= Seton stitch =

Medical procedure

A seton or seton stitch is a procedure used to aid the healing of fistulae (abnormal connections between two epithelium-lined organs or vessels).
The word "seton" comes from the Medieval Latin sētōn, itself derived from sēta (meaning "bristle" or "hair") and the suffix -ōn.

== Techniques ==
The procedure involves running a surgical-grade cord (eg, silk suture) through the fistula tract so that the cord creates a loop that joins up outside the fistula. The cord provides a path that allows the fistula to drain continuously while it is healing, rather than allowing the exterior of the wound to close over. Keeping the fistula tract open can help prevent the trapping of pus or other infectious material in the wound. The procedure was mentioned by Hippocrates.

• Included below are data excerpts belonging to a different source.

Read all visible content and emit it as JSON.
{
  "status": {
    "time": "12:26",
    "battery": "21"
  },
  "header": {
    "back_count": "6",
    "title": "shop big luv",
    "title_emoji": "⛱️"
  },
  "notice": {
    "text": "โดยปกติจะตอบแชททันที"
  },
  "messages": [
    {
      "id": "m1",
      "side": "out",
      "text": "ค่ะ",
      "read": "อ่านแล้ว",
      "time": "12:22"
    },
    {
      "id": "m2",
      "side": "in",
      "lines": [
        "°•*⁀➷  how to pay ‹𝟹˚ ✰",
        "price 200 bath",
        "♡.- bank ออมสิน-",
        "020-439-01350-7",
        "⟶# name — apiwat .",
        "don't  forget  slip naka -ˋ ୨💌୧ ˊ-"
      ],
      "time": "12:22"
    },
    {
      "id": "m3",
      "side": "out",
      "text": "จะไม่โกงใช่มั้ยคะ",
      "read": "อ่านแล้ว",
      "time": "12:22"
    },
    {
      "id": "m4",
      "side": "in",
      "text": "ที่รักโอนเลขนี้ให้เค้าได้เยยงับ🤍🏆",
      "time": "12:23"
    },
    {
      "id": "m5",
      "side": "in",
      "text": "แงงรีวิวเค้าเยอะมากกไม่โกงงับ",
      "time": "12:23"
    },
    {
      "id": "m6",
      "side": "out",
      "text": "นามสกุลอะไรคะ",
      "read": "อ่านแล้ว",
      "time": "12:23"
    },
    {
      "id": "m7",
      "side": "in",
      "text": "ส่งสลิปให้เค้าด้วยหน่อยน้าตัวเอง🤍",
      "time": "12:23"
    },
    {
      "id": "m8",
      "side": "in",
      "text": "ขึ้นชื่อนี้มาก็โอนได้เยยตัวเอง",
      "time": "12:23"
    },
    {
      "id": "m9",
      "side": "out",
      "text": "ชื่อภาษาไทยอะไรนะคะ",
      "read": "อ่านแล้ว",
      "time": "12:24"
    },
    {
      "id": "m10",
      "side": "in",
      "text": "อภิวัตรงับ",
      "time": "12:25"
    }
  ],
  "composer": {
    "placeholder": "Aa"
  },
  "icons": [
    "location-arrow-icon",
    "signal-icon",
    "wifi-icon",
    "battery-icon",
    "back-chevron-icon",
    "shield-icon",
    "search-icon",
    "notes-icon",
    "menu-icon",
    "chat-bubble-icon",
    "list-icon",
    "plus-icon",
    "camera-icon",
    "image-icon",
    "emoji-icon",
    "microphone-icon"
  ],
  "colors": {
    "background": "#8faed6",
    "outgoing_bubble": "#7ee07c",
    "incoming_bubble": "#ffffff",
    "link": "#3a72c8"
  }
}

Setons can be tied tightly or loosely and with different materials, depending on the anatomical location of the fistulae and what may be medically required. A seton might be tied loosely as a palliative measure to avoid septic and painful exacerbations, or as temporary measure before surgical excision as in fistulotomy or fistulectomy. In some types of fistulae, a seton may be tied with more tension and tightened periodically. In this case, the seton loop will slowly cut through tissue inside the loop while scarring behind the loop, essentially "pulling out" the fistula without surgery. This is the Kshar-Sutra method mentioned by Sushruta in ancient Indian surgical practice.

The seton used to be tied with a knot. The knot is known for causing complaints. Recently knotless setons have been developed and a study in 2020 shows that such a super seton leads to a decrease in discharge and pain.